The images from the Place de la République were stark. As the sun set, the smell of tear gas mixed with the scent of roasting chestnuts from a nearby stall. This was not the Paris of the tourist brochures. This was a city at war with itself. On Saturday night, thousands of protesters, many identifying with the radical left, clashed with police in what has been described as the most violent demonstration since the gilets jaunes movement. Their target? A series of lavish banquets thrown by the elite in the city's most exclusive arrondissements.
The banquets, organised by a group calling itself 'Les Grands Repas', were held simultaneously in several private mansions. Guests dined on foie gras, truffles and vintage champagne. The cost per plate was rumoured to exceed the monthly minimum wage.

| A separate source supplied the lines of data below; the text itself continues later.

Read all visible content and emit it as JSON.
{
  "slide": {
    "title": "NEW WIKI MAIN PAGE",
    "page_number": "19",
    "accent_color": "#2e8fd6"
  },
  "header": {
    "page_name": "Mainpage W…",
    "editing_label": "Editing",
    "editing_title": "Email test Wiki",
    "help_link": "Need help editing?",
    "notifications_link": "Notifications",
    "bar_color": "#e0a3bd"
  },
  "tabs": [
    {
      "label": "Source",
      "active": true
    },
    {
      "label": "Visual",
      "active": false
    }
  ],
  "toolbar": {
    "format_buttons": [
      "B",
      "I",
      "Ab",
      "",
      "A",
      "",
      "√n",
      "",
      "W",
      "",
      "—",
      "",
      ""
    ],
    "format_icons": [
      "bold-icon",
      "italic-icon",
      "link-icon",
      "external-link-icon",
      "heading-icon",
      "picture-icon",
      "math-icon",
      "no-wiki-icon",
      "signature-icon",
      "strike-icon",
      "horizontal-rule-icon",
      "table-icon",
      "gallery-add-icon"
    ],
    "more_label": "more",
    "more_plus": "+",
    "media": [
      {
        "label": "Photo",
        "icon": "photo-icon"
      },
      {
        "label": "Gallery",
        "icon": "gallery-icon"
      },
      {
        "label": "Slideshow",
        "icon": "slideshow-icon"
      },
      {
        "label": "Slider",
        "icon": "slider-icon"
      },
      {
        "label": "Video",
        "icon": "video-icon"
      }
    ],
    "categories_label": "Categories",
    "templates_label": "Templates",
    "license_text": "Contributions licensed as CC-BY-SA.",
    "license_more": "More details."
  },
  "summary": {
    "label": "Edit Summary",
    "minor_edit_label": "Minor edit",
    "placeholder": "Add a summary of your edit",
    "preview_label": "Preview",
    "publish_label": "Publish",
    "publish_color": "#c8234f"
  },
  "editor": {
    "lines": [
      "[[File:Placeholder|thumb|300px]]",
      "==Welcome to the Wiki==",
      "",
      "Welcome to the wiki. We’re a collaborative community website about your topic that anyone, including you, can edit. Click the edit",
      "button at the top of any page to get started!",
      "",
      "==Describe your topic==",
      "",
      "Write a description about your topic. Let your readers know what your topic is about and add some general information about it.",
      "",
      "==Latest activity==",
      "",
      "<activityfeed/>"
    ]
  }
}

For a country where the cost of living crisis is biting hard, where energy bills have risen by 20% and where the phrase 'end of the month' is a euphemism for financial desperation, these banquets were a red rag to a bull.
And so the crowds came. They came from the banlieues, from the student halls, from the picket lines. They chanted 'We are the 99%'. They threw paving stones. They set fire to barricades. The police, in full riot gear, responded with water cannons and batons. By the time the night was over, 78 people had been injured and 34 arrested.
This is not a story about a food fight. This is a story about legitimacy. In France, the social contract is fraying. President Macron, once hailed as a technocratic saviour, is now seen by many as the president of the rich. A recent poll showed that 72% of French people believe the government is corrupt. The yellow vests, who started as a protest against fuel taxes, have morphed into a broader movement against inequality. The radical left, long marginalised, has found a new voice.
What we are witnessing is a deep fake of democracy. The algorithms of our society have been gamed. The rich get richer, the poor get angrier, and the middle class gets squeezed. Meanwhile, the political class offers empty calories: tax cuts for the wealthy, austerity for the poor. The banquets are a metaphor, but the violence is real. It is a signal flare that the legitimacy of the state is under threat.
And here is the terrifying part: this is not just France. London, New York, Berlin: the same forces are at play. The digital revolution, for all its promise, has created a winner-takes-all economy. The Silicon Valley dream of meritocracy has produced a caste system of oligarchs and gig workers. The algorithms that govern our lives are not neutral. They are designed to maximise engagement, which means maximising outrage. We are being polarised every minute of every day.
But there is a way out. It involves rethinking the architecture of our digital world. We need digital sovereignty, where data is owned by the people, not the platforms. We need AI ethics that prioritise fairness over profit. We need a new social contract that uses technology to redistribute opportunity, not to entrench privilege.
For now, though, the streets of Paris are burning. The champagne has been spilt. And the question hangs in the air: what happens next?